By Pro Progressione
How do we evaluate participatory processes that are primarily aimed at improvement? How can we increase the impact of participatory creative processes? – We asked the question once to experts in the field. – “The impact of art or participatory art cannot be measured,” was the answer, “because we do not know exactly who will be affected and how much. In the following short article, we seek to answer the question of how we can measure, and even how we should examine and evaluate these processes.
Mita Pujara started her Evaluation in Participatory Arts Projects presentation1 by introducing the idea that we humans value all our experiences. We make judgements about all the influences from the world around us. As babies, we evaluate primarily with our senses, while later we judge things with our intellect and criticise something from a much more complex point of view. While as babies we make judgements about whether something is good for us or threatening, as adults we consider how the experience affected us: for example, whether it was meaningful, what was new about it, what I take with me from it or what I disagree with.
But why do we evaluate everything? We make interpretations of the world through evaluation. Our value judgements are built into our experiences and help us to make informed decisions.
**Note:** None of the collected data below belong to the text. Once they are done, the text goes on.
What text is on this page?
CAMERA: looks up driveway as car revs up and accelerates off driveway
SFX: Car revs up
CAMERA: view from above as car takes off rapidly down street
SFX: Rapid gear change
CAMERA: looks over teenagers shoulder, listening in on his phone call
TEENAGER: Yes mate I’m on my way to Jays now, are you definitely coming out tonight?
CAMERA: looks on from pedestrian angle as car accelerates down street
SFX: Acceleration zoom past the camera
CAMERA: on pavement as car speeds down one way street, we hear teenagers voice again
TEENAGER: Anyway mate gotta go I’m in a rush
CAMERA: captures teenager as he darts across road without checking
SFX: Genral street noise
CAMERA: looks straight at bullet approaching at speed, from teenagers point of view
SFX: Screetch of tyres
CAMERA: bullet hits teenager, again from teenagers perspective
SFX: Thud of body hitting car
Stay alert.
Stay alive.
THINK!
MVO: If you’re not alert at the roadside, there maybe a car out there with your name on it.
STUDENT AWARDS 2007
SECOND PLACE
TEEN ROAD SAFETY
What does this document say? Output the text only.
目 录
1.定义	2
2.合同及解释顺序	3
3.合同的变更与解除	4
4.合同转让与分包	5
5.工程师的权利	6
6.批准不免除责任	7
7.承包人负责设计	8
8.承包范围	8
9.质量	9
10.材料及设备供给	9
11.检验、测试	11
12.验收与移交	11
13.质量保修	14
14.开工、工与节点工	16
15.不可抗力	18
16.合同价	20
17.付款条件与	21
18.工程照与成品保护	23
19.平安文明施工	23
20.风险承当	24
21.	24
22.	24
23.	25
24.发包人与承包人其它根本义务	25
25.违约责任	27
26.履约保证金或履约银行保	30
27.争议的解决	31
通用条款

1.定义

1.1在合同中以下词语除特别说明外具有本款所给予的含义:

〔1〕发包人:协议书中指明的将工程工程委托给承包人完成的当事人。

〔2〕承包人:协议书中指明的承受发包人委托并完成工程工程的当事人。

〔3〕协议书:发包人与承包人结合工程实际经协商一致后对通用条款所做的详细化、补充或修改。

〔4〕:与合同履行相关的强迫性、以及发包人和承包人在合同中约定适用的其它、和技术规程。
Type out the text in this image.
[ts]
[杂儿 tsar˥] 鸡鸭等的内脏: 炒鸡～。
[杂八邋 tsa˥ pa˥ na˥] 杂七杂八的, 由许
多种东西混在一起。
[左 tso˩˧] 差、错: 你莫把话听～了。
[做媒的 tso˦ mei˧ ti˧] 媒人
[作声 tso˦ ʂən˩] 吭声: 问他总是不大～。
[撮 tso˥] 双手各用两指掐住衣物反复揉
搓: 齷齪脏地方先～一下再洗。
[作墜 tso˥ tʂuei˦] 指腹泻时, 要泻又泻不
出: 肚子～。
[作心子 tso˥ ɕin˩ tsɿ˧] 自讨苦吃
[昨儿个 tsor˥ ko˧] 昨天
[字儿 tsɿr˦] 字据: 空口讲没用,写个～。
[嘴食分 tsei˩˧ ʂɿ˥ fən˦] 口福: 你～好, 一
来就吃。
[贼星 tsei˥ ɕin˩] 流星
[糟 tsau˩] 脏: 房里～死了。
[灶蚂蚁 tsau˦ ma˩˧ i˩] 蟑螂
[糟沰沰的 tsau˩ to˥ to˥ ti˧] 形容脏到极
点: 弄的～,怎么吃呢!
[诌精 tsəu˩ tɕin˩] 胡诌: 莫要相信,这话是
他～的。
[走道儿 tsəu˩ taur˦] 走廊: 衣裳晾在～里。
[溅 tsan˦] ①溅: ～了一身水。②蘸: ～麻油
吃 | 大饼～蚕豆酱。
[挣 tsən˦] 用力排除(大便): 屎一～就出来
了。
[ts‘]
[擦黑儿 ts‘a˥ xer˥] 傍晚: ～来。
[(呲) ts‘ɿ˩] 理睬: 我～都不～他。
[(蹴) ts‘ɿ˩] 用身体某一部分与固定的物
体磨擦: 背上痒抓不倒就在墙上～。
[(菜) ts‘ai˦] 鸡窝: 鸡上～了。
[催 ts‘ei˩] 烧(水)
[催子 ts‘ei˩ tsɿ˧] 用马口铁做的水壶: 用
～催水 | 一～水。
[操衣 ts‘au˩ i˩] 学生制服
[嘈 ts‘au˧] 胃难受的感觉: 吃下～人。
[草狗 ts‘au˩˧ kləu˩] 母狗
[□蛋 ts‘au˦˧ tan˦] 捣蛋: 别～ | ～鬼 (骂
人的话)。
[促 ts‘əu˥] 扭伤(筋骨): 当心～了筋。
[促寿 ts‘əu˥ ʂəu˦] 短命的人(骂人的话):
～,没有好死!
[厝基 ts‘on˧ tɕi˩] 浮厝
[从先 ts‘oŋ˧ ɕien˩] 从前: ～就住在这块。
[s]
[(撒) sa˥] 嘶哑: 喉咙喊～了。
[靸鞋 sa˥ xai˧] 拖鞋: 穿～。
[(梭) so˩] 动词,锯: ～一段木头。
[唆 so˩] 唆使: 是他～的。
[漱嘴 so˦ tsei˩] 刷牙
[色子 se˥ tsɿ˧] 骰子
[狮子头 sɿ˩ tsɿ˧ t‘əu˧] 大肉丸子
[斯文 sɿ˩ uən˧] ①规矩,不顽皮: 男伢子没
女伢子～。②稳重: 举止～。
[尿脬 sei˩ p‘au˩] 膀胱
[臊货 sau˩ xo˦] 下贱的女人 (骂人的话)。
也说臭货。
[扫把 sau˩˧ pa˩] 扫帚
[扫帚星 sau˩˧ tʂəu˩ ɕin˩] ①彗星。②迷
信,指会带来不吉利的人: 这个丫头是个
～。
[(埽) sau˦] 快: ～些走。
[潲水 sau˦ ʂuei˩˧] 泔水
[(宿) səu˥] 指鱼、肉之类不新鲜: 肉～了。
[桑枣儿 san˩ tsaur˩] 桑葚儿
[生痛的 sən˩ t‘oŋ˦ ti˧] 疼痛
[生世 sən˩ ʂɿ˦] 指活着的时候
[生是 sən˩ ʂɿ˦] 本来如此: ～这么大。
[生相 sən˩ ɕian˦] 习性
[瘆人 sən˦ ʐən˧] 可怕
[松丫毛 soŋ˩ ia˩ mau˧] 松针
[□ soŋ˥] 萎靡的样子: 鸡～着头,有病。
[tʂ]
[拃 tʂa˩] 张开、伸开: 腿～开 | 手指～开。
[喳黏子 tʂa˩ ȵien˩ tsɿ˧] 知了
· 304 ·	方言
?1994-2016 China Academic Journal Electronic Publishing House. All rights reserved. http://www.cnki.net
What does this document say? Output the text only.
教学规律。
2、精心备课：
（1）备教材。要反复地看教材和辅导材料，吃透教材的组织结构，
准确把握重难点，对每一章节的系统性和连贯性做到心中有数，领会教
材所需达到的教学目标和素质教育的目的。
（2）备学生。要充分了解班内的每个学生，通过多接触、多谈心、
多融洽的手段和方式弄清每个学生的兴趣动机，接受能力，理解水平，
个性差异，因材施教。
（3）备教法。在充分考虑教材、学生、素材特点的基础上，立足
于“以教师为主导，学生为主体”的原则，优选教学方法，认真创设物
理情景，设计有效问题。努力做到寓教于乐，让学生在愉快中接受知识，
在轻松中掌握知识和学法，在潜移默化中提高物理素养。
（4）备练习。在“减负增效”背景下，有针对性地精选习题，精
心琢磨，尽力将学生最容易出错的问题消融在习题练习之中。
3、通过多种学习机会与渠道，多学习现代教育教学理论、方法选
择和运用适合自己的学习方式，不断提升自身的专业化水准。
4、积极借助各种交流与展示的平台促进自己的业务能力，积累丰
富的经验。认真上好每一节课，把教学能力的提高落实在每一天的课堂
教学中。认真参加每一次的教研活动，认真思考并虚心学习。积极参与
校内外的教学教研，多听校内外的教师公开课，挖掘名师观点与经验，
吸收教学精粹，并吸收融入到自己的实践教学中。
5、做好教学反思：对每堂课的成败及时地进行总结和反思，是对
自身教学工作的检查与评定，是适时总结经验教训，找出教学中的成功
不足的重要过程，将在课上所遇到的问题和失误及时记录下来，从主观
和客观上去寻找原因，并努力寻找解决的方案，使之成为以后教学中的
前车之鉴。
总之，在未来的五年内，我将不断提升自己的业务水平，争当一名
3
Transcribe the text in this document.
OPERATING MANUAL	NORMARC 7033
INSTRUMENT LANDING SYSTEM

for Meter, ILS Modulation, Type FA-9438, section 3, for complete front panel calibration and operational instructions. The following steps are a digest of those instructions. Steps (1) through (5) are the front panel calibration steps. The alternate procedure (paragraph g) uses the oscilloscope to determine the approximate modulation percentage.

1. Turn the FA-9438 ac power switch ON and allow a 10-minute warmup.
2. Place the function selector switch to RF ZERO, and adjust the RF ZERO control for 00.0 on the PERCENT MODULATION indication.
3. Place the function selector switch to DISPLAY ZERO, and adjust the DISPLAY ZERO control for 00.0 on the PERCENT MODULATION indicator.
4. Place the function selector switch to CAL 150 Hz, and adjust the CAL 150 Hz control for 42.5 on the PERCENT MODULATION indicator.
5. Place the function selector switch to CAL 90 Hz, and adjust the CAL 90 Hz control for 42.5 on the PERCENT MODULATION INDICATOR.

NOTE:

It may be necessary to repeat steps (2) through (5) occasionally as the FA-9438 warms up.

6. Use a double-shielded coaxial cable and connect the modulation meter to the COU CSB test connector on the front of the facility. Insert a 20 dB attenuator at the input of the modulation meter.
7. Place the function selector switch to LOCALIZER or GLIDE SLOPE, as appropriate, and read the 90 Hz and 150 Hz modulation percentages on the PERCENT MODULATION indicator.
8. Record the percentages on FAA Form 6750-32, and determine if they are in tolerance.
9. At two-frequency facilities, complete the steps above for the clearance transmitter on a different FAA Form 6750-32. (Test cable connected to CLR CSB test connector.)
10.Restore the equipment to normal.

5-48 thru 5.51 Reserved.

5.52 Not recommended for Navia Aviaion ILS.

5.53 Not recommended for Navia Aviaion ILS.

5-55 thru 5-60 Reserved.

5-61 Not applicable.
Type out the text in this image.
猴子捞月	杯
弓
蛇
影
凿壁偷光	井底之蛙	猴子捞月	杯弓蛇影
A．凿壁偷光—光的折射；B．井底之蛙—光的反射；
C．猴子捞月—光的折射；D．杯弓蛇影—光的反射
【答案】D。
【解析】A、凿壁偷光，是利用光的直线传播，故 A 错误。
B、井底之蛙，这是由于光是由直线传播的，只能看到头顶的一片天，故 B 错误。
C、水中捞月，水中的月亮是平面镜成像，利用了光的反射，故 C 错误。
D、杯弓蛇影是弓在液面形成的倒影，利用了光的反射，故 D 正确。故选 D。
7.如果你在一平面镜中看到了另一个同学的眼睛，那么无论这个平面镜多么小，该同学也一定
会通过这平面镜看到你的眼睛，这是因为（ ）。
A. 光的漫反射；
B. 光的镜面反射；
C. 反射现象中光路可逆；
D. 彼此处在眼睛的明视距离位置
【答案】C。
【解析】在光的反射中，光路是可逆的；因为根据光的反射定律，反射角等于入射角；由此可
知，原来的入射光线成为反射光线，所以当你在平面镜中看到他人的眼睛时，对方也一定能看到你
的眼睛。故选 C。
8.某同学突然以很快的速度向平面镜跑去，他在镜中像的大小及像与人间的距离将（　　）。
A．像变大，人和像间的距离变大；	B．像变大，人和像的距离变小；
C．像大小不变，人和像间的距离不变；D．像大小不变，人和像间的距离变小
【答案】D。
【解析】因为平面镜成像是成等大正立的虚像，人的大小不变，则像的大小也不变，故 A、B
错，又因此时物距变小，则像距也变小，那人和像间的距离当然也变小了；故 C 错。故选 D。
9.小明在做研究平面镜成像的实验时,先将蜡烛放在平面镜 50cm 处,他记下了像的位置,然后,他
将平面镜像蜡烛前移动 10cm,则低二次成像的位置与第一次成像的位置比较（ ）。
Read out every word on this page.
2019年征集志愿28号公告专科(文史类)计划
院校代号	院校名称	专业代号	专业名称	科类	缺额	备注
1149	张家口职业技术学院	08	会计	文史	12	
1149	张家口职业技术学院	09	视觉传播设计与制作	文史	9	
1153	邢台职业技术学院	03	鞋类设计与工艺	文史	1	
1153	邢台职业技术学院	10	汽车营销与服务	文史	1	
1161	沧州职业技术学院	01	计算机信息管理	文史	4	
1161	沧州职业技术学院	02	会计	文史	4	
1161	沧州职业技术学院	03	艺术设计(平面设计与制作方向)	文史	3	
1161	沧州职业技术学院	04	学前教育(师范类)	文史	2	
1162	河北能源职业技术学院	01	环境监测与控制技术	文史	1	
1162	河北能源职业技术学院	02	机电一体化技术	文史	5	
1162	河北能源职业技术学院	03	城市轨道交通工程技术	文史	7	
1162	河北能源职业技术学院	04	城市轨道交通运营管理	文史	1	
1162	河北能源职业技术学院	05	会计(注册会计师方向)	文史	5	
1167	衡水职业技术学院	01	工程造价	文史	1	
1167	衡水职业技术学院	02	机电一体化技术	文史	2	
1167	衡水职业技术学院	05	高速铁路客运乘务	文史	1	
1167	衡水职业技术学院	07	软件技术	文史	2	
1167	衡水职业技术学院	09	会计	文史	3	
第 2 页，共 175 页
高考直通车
In this way, we can see that every programme or process is judged by the participants. However, if we want to capture subjective value judgements to draw conclusions, it is very important to define the objectives of the measurement. We can use quantity-based measurements, which usually involve larger numbers of people and are basically used to prove or confirm something. We can use qualitative measurement, which usually uses fewer numbers and different methods to understand the individual.
You can use a mixture of the two methods, but it is essential that you define exactly what you are measuring and whose opinions you want to know. It is also worth being specific about what will influence our measurement, for example, who it is aimed at and how it is prepared. Consequently, evaluation requires as much planning as the programme, session, or work process. We need to consider the needs of our target group in the planning as much as in the preparation of the programme. In order to assess quality, we also need to include the wishes and needs of stakeholders in the assessment, so that we have a clear picture of their realisation.
The question we need to ask is: what do we most want to know? What is the value that is most important to us in the programme. Once we have a clear objective, we can start to choose the most effective method. Nowadays, we are most often asked to give feedback by filling in forms, but for many people these forms have become boring. Very few people are enthusiastic about filling them in. Fortunately, these are not the only methods available to us.
The handbook Catching the moment – evaluating community theatre2 has some creative, playful evaluation methods and points out that making the process playful and interesting helps to get more accurate feedback on the programmes. The handbook offers a list of visual, discursive, and performative forms that can be used with young and older communities.
A separate form of evaluation is participatory evaluation3, which places great emphasis on involving stakeholders in the design and implementation of evaluation studies. The main objective of participatory evaluation is to be meaningful, useful, socially equitable and integrative. When implementing participatory arts education evaluation, it is advisable to use creative and engaging forms of evaluation that will help to get a more accurate picture of the process.